Some watches are just right as digitals. By “right,” I mean that they just look as though they were always intended to have moving numbers rather than moving hands. There’s a good chance of getting burned at the horological stake for saying it, but the Seiko Tuna has always been one of them. Before you rush for the matches and the watch oil, a digital Tuna isn’t completely without precedent. After all, the H558-5009 “Arnie” in the early 1980s featured a small digital display.
And why not? Digitals are clear, reliable, robust, and good under both pressure and temperature variation. Diving watches need to be all those things and the Tuna, after all, is the arch-diver. And sure, a diving watch is a bit academic in these days of diving computers, but there are plenty of enthusiasts who still want a watch to go alongside their dive tech.
Looks like Seiko Japan have reached the same conclusion with the launch of the Prospex SBEP range. These are fully digital Tunas (you have no idea how hard it is to resist making some sort of bad pun about “fish fingers” at this point). Using Seiko’s typically snappy and memorable numbering system, the standard models have been christened SBEP001, SBEP003 and SBEP005. The SBEP007 model (so, Mr Bond, we meet again…) is limited to 600 units sold through Journal Standard shops, and there will be just 300 SBEP009s in Urban Research shops in Japan.

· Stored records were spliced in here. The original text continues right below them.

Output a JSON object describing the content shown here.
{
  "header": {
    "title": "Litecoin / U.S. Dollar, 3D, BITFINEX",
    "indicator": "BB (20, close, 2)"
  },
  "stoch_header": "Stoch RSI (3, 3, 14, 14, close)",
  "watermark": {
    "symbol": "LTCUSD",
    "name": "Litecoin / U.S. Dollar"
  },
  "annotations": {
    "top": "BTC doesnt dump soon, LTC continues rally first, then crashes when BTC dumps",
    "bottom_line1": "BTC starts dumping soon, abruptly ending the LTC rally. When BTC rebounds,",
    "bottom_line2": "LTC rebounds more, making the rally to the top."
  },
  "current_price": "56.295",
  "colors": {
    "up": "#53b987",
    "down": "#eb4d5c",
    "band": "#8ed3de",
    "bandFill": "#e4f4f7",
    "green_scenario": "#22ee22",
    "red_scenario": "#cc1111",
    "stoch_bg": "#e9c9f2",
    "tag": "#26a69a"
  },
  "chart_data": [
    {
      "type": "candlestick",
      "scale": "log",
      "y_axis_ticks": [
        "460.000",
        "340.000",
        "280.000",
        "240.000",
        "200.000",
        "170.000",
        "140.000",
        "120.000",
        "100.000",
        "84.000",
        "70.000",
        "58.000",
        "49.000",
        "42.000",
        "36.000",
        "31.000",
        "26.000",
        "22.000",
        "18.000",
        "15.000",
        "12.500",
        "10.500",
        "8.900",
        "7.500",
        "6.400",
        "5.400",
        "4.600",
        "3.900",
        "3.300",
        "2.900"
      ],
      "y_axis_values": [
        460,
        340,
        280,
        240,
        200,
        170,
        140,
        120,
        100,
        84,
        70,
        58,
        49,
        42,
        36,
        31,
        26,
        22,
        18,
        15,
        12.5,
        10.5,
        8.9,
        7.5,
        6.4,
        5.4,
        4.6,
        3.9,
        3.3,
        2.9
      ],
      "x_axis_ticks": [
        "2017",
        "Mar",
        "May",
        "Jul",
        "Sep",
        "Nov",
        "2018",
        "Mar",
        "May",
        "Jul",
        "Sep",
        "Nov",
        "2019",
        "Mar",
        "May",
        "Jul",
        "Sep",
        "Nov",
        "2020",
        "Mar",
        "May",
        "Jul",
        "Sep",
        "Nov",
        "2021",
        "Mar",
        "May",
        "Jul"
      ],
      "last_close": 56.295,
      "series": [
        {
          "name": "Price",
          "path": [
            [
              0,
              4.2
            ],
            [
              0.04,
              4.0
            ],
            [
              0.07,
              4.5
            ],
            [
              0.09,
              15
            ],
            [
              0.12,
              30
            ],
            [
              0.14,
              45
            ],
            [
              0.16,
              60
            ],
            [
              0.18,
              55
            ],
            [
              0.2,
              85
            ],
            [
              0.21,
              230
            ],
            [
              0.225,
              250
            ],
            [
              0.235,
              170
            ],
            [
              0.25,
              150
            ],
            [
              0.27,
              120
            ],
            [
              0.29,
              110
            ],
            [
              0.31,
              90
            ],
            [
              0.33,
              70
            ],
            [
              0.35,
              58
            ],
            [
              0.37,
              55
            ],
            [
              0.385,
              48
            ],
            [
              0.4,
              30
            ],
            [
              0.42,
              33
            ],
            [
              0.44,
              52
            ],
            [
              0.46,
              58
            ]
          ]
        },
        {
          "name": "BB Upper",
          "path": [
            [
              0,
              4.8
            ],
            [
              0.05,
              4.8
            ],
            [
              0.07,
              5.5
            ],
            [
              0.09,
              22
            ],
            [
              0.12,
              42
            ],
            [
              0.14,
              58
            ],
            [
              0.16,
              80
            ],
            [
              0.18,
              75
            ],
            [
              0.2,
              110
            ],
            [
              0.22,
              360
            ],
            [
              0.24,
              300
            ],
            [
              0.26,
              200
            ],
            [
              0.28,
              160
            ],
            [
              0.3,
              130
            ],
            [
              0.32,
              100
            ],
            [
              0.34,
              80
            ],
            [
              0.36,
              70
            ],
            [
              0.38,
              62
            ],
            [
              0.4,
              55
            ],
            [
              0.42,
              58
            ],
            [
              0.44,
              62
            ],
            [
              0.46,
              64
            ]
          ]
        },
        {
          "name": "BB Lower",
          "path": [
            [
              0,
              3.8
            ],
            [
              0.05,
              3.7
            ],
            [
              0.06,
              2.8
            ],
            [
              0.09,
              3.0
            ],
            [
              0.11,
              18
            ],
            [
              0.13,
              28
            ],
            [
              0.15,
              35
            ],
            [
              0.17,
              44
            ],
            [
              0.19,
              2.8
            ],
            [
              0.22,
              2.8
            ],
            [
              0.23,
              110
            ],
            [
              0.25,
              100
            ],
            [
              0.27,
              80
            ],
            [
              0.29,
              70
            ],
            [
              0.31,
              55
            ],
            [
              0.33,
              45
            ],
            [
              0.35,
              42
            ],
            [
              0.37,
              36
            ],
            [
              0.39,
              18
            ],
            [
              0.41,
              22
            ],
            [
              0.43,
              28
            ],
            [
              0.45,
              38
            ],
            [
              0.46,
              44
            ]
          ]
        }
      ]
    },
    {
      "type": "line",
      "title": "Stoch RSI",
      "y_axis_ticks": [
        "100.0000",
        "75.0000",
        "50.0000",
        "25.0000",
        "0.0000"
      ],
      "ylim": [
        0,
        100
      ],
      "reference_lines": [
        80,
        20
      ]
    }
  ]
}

What does the range look like? The 001 has the standard black shroud case with silver pushers. The 003 features a neat nod to past glories with a Pepsi bezel, whereas the 005 blings it up with gold pushers. The 007 comes (of course) on a rugged nylon mil-strap (if only it had been the Bond pattern) with stainless pushers and screws, and the 009 is just black—plain black. If you’re a Hitchhikers’ Guide to Galaxy fan you may be reminded of Hotblack Desiato’s spaceship as described by Ford Perfect, “It’s so . . . black! You can hardly make out its shape . . . light just seems to fall into it!” If you’re a Tuna fan, you’re probably thinking more along the lines of a “Digi Darth.”